The “Fault Lock” is when the person sees something they think isn’t right, something they think has a fault, and therefore any problem on the equipment, any problem with it at all, must be caused by that one perceived fault.
“This sensor isn’t responding right. I think the sensor is bad. We need to replace this sensor.”
I fiddle with it for 10 seconds. The sensor is responding perfectly. “Nope, sensor is fine, see? Running perfect. On/off, on/off, just as regular as little bacon bits. Let’s see it run so I can figure out what else is going on.”
It’s no use, though. From that point on, no matter what I do, if I do not replace that sensor, every future problem WILL be attributed to the sensor being “just bad.”
But it won’t be said to me. After all, I’m the one that didn’t properly address his concerns.
So this is how it will work. When asked by upper management why the operator level setup is not done or is taking longer than normal, or how the machine is running, the answer will be “We’re having issues because this sensor is just not working right. I’ve made maintenance aware of it but they haven’t done anything about it. It’s not my fault, I told maintenance, but they wouldn’t do anything about it.”
Which of course is usually followed minutes later by the upper boss sending a rocket downstream to find out why maintenance hasn’t fixed this poor guy’s problem, and why is maintenance all screwed up. Those lazy bastards.
It will not matter how many times I try to train this person on how the sensor works, the voltage ranges, the response times, the trigger ratios, the opacity of materials, the set point adjustments, the PLC ladder logic or the sequence of operations. It will not matter that the core issue that I found originally was that something else completely unrelated to the sensor further upstream was wrong or out of alignment.
It’s obviously WORSE if I find something wrong with his setup that was the actual problem instead of the sensor.
It also does not matter how many other shifts ran the equipment perfectly fine with no defects and low scrap rate for a week after the repair. That, to someone with Fault Lock, is utterly irrelevant. The sensor was bad, he knows the sensor was bad, the sensor is still installed, and therefore no matter how well the machine may be running NOW, that sensor is just lying in wait, biding it’s time until it leaps out and BANG!
Or, and this is much more insidious, that sensor seems to be working… but every once in a while, just when you think everything is fine, WHOOPS! The person with fault Lock saw it do something wonky. “There was a bad pouch, did you see it fail to catch that? No? Well, it only happens every so often, if you stand here for only a few minutes you won’t see it, but I’ve seen it do it, and I know that sensor is still bad.”
What matters is, he’s got what he’s decided is a problem, and from then on out, until that part is actually replaced, anything wrong is forever related to that sensor.
Does any of this sound at all familiar? Do you know anyone like this?

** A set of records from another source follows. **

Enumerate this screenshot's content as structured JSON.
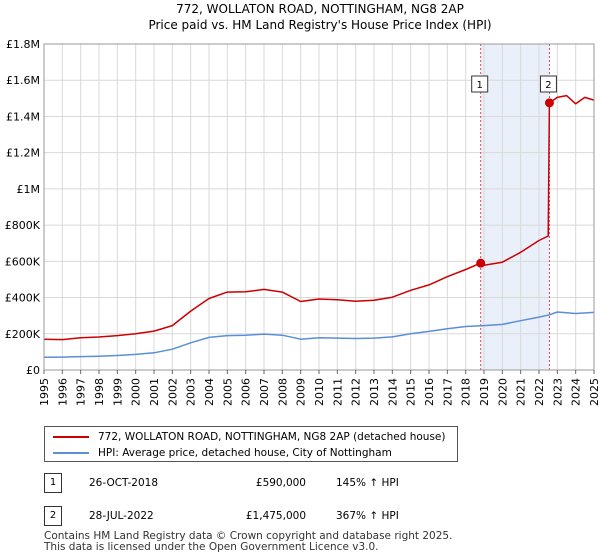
{
  "chart_data": {
    "type": "line",
    "title": "772, WOLLATON ROAD, NOTTINGHAM, NG8 2AP",
    "subtitle": "Price paid vs. HM Land Registry's House Price Index (HPI)",
    "xlim": [
      1995,
      2025
    ],
    "ylim": [
      0,
      1800000
    ],
    "x_ticks": [
      1995,
      1996,
      1997,
      1998,
      1999,
      2000,
      2001,
      2002,
      2003,
      2004,
      2005,
      2006,
      2007,
      2008,
      2009,
      2010,
      2011,
      2012,
      2013,
      2014,
      2015,
      2016,
      2017,
      2018,
      2019,
      2020,
      2021,
      2022,
      2023,
      2024,
      2025
    ],
    "y_ticks": [
      {
        "value": 0,
        "label": "£0"
      },
      {
        "value": 200000,
        "label": "£200K"
      },
      {
        "value": 400000,
        "label": "£400K"
      },
      {
        "value": 600000,
        "label": "£600K"
      },
      {
        "value": 800000,
        "label": "£800K"
      },
      {
        "value": 1000000,
        "label": "£1M"
      },
      {
        "value": 1200000,
        "label": "£1.2M"
      },
      {
        "value": 1400000,
        "label": "£1.4M"
      },
      {
        "value": 1600000,
        "label": "£1.6M"
      },
      {
        "value": 1800000,
        "label": "£1.8M"
      }
    ],
    "shaded_range": [
      2018.82,
      2022.57
    ],
    "markers": [
      {
        "label": "1",
        "x": 2018.82,
        "y": 590000
      },
      {
        "label": "2",
        "x": 2022.57,
        "y": 1475000
      }
    ],
    "series": [
      {
        "name": "772, WOLLATON ROAD, NOTTINGHAM, NG8 2AP (detached house)",
        "color": "#cc0000",
        "points": [
          [
            1995,
            170000
          ],
          [
            1996,
            168000
          ],
          [
            1997,
            178000
          ],
          [
            1998,
            182000
          ],
          [
            1999,
            190000
          ],
          [
            2000,
            200000
          ],
          [
            2001,
            215000
          ],
          [
            2002,
            245000
          ],
          [
            2003,
            325000
          ],
          [
            2004,
            395000
          ],
          [
            2005,
            430000
          ],
          [
            2006,
            432000
          ],
          [
            2007,
            445000
          ],
          [
            2008,
            430000
          ],
          [
            2009,
            378000
          ],
          [
            2010,
            392000
          ],
          [
            2011,
            388000
          ],
          [
            2012,
            380000
          ],
          [
            2013,
            385000
          ],
          [
            2014,
            402000
          ],
          [
            2015,
            440000
          ],
          [
            2016,
            470000
          ],
          [
            2017,
            515000
          ],
          [
            2018,
            555000
          ],
          [
            2018.82,
            590000
          ],
          [
            2019,
            578000
          ],
          [
            2020,
            595000
          ],
          [
            2021,
            650000
          ],
          [
            2022,
            715000
          ],
          [
            2022.5,
            740000
          ],
          [
            2022.57,
            1475000
          ],
          [
            2023,
            1505000
          ],
          [
            2023.5,
            1515000
          ],
          [
            2024,
            1470000
          ],
          [
            2024.5,
            1505000
          ],
          [
            2025,
            1490000
          ]
        ]
      },
      {
        "name": "HPI: Average price, detached house, City of Nottingham",
        "color": "#5b8ed6",
        "points": [
          [
            1995,
            70000
          ],
          [
            1996,
            71000
          ],
          [
            1997,
            74000
          ],
          [
            1998,
            76000
          ],
          [
            1999,
            80000
          ],
          [
            2000,
            86000
          ],
          [
            2001,
            95000
          ],
          [
            2002,
            115000
          ],
          [
            2003,
            150000
          ],
          [
            2004,
            180000
          ],
          [
            2005,
            190000
          ],
          [
            2006,
            192000
          ],
          [
            2007,
            198000
          ],
          [
            2008,
            192000
          ],
          [
            2009,
            170000
          ],
          [
            2010,
            178000
          ],
          [
            2011,
            176000
          ],
          [
            2012,
            174000
          ],
          [
            2013,
            176000
          ],
          [
            2014,
            183000
          ],
          [
            2015,
            200000
          ],
          [
            2016,
            213000
          ],
          [
            2017,
            228000
          ],
          [
            2018,
            240000
          ],
          [
            2019,
            245000
          ],
          [
            2020,
            252000
          ],
          [
            2021,
            272000
          ],
          [
            2022,
            292000
          ],
          [
            2022.57,
            305000
          ],
          [
            2023,
            320000
          ],
          [
            2024,
            312000
          ],
          [
            2025,
            318000
          ]
        ]
      }
    ]
  },
  "legend": {
    "items": [
      {
        "label": "772, WOLLATON ROAD, NOTTINGHAM, NG8 2AP (detached house)",
        "color": "#cc0000"
      },
      {
        "label": "HPI: Average price, detached house, City of Nottingham",
        "color": "#5b8ed6"
      }
    ]
  },
  "sales": [
    {
      "num": "1",
      "date": "26-OCT-2018",
      "price": "£590,000",
      "hpi": "145% ↑ HPI"
    },
    {
      "num": "2",
      "date": "28-JUL-2022",
      "price": "£1,475,000",
      "hpi": "367% ↑ HPI"
    }
  ],
  "footer": {
    "line1": "Contains HM Land Registry data © Crown copyright and database right 2025.",
    "line2": "This data is licensed under the Open Government Licence v3.0."
  }
}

I have since learned that, when he calls me out to a machine with a problem, the very first thing I do after having him repeat/demonstrate the problem, no matter what the problem may be or how wrong he is about what’s causing it, is to go to whatever he was blaming, and make a big show of taking it apart and testing the hell out of it. If at all possible, I have to remove it completely and take it back to the shop. Then, I can bring it back and put it back in place, and finally begin actually troubleshooting the problem.

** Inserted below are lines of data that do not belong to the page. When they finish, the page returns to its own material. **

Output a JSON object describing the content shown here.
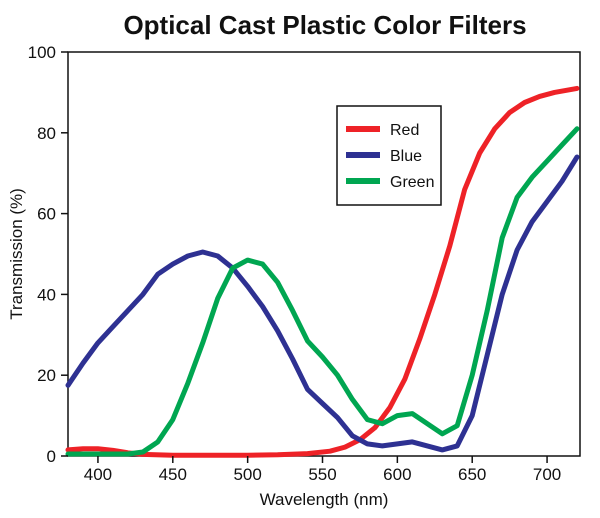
{
  "chart_data": {
    "type": "line",
    "title": "Optical Cast Plastic Color Filters",
    "xlabel": "Wavelength (nm)",
    "ylabel": "Transmission (%)",
    "xlim": [
      380,
      722
    ],
    "ylim": [
      0,
      100
    ],
    "x_ticks": [
      400,
      450,
      500,
      550,
      600,
      650,
      700
    ],
    "y_ticks": [
      0,
      20,
      40,
      60,
      80,
      100
    ],
    "grid": false,
    "legend_position": "top-right",
    "series": [
      {
        "name": "Red",
        "color": "#ee2227",
        "x": [
          380,
          390,
          400,
          410,
          420,
          430,
          450,
          470,
          500,
          520,
          540,
          555,
          565,
          575,
          585,
          595,
          605,
          615,
          625,
          635,
          645,
          655,
          665,
          675,
          685,
          695,
          705,
          720
        ],
        "y": [
          1.5,
          1.8,
          1.8,
          1.4,
          0.8,
          0.4,
          0.2,
          0.2,
          0.2,
          0.3,
          0.6,
          1.2,
          2.2,
          4,
          7,
          12,
          19,
          29,
          40,
          52,
          66,
          75,
          81,
          85,
          87.5,
          89,
          90,
          91
        ]
      },
      {
        "name": "Blue",
        "color": "#2e3192",
        "x": [
          380,
          390,
          400,
          410,
          420,
          430,
          440,
          450,
          460,
          470,
          480,
          490,
          500,
          510,
          520,
          530,
          540,
          550,
          560,
          570,
          580,
          590,
          600,
          610,
          620,
          630,
          640,
          650,
          660,
          670,
          680,
          690,
          700,
          710,
          720
        ],
        "y": [
          17.5,
          23,
          28,
          32,
          36,
          40,
          45,
          47.5,
          49.5,
          50.5,
          49.5,
          46.5,
          42,
          37,
          31,
          24,
          16.5,
          13,
          9.5,
          5,
          3,
          2.5,
          3,
          3.5,
          2.5,
          1.5,
          2.5,
          10,
          25,
          40,
          51,
          58,
          63,
          68,
          74
        ]
      },
      {
        "name": "Green",
        "color": "#00a651",
        "x": [
          380,
          390,
          400,
          410,
          420,
          430,
          440,
          450,
          460,
          470,
          480,
          490,
          500,
          510,
          520,
          530,
          540,
          550,
          560,
          570,
          580,
          590,
          600,
          610,
          620,
          630,
          640,
          650,
          660,
          670,
          680,
          690,
          700,
          710,
          720
        ],
        "y": [
          0.5,
          0.5,
          0.5,
          0.5,
          0.5,
          1,
          3.5,
          9,
          18,
          28,
          39,
          46.5,
          48.5,
          47.5,
          43,
          36,
          28.5,
          24.5,
          20,
          14,
          9,
          8,
          10,
          10.5,
          8,
          5.5,
          7.5,
          20,
          36,
          54,
          64,
          69,
          73,
          77,
          81
        ]
      }
    ]
  }
}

Of course, I can’t say that. No, I’ll be “just looking around to see if there is anything else that could ALSO be contributing to the problem, now that we fixed that issue.”
I have learned to really dread hearing those two words. “It Just.”
I’ve also learned, years ago, that when something “just happened”, never, ever rule out that there was something, somewhere that a bored, lost, or clueless person could change in the controls to cause it. Don’t just automatically start an 8 hour teardown before you check ALL of the control panel setpoints or air cylinder pin valves or proximity switches first.
And never expect them to ever admit it later, because they are either afraid of looking stupid, are embarassed to have done it, or simply wanted to go on break for a half hour while you tried to figure it out.